天皇が革新の原理になりうると主張した三島由紀夫!

2017年11月14日 | 思想家

今年も憂国忌がめぐってくる。当面は安倍自民党しか選択肢がなくても、そこを突き抜ける世界があることを、私たちに示唆してくれたのが三島由紀夫である。

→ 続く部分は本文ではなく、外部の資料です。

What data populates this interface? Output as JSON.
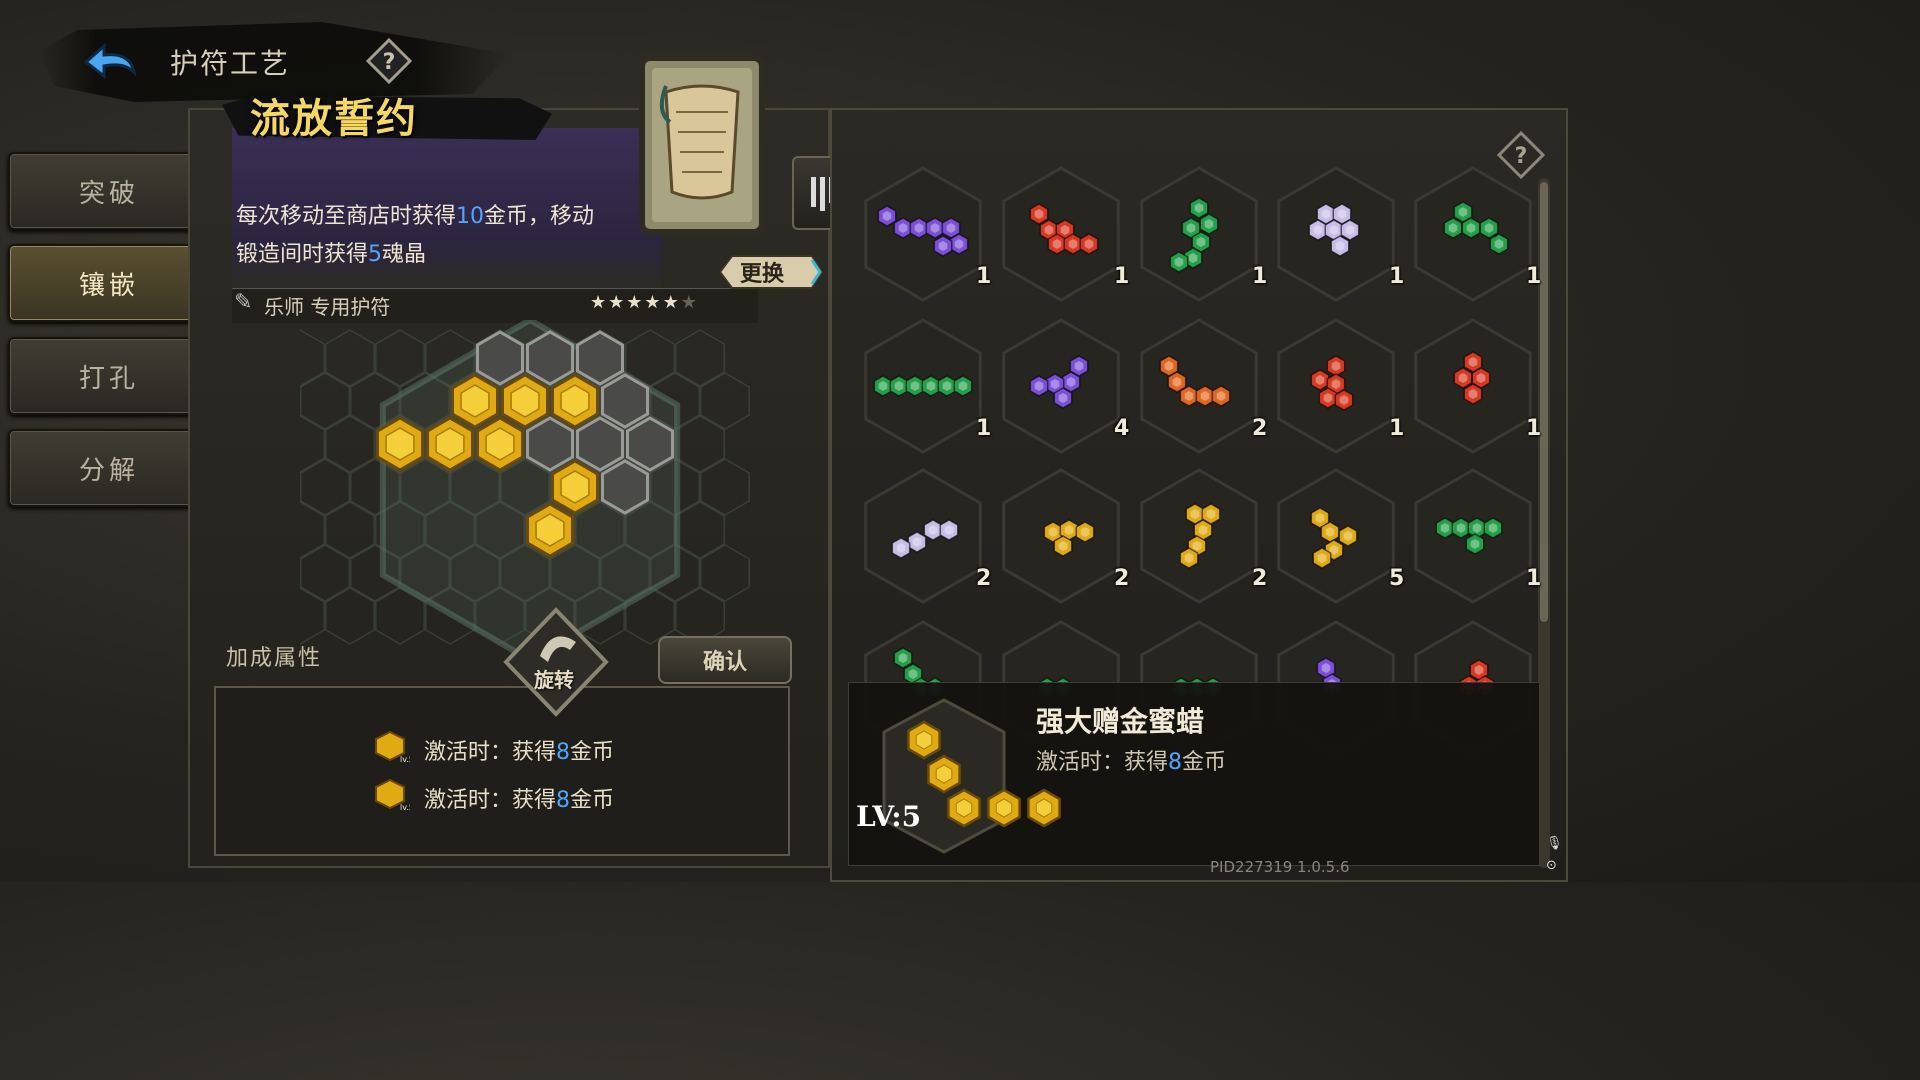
{
  "header": {
    "title": "护符工艺"
  },
  "side_menu": [
    {
      "label": "突破",
      "active": false
    },
    {
      "label": "镶嵌",
      "active": true
    },
    {
      "label": "打孔",
      "active": false
    },
    {
      "label": "分解",
      "active": false
    }
  ],
  "amulet": {
    "name": "流放誓约",
    "desc_parts": [
      "每次移动至商店时获得",
      "10",
      "金币，移动",
      "锻造间时获得",
      "5",
      "魂晶"
    ],
    "class_label": "乐师 专用护符",
    "stars_filled": 5,
    "stars_total": 6,
    "swap_label": "更换"
  },
  "bonus": {
    "title": "加成属性",
    "entries": [
      {
        "prefix": "激活时：获得",
        "value": "8",
        "suffix": "金币",
        "level": "lv.5"
      },
      {
        "prefix": "激活时：获得",
        "value": "8",
        "suffix": "金币",
        "level": "lv.5"
      }
    ]
  },
  "actions": {
    "rotate_label": "旋转",
    "confirm_label": "确认"
  },
  "gem_grid": [
    [
      {
        "color": "purple",
        "count": "1"
      },
      {
        "color": "red",
        "count": "1"
      },
      {
        "color": "green",
        "count": "1"
      },
      {
        "color": "lavender",
        "count": "1"
      },
      {
        "color": "green",
        "count": "1"
      }
    ],
    [
      {
        "color": "green",
        "count": "1"
      },
      {
        "color": "purple",
        "count": "4"
      },
      {
        "color": "orange",
        "count": "2"
      },
      {
        "color": "red",
        "count": "1"
      },
      {
        "color": "red",
        "count": "1"
      }
    ],
    [
      {
        "color": "lavender",
        "count": "2"
      },
      {
        "color": "gold",
        "count": "2"
      },
      {
        "color": "gold",
        "count": "2"
      },
      {
        "color": "gold",
        "count": "5"
      },
      {
        "color": "green",
        "count": "1"
      }
    ],
    [
      {
        "color": "green",
        "count": ""
      },
      {
        "color": "green",
        "count": ""
      },
      {
        "color": "green",
        "count": ""
      },
      {
        "color": "purple",
        "count": ""
      },
      {
        "color": "red",
        "count": ""
      }
    ]
  ],
  "colors": {
    "purple": "#7b4fd6",
    "red": "#d63a22",
    "green": "#25a04a",
    "lavender": "#c7bde6",
    "gold": "#e0aa12",
    "orange": "#e0661e"
  },
  "tooltip": {
    "name": "强大赠金蜜蜡",
    "desc_prefix": "激活时：获得",
    "desc_value": "8",
    "desc_suffix": "金币",
    "level": "LV:5"
  },
  "footer": {
    "pid": "PID227319 1.0.5.6"
  }
}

真の意味で戦後民主主義を打破するためには、三島の主張である「ゾルレン」としての天皇に目を向けなければならない▼「現在われわれの前にあるのはゾルレンの要素の甚だ希薄な天皇制なのであるが、私はこのゾルレンの要素の復活によって初めて天皇が革新の原理になりうるといふことを主張してゐるのである」(「討論を終へて」)との言葉は、未だに色あせてはいない▼明治維新が達成されたのは「ゾルレン」としての天皇を希ったからであり、それが可能であったのは「われわれの考へる天皇とは、いかなる政治権力の象徴でもなく、それは一つの鏡のやうに、日本の文化の全体性と、連続性を映し出す」(『反革命宣言』)からなのである▼三島をアナクロニズムと嘲笑するのは勝手ではあるが、共産主義の亡霊はもはや世界中のどこにも見当たらず、現状を打破するエネルギーの源泉は枯渇している。そこで頭をもたげてくるのが「ゾルレン」としての天皇なのである。予兆の作家と評された三島は、現在起きていることを見通していたように思えてならない。そこでの変革の原理が何であるべきかも含めて、すでに予言していたのではないだろうか。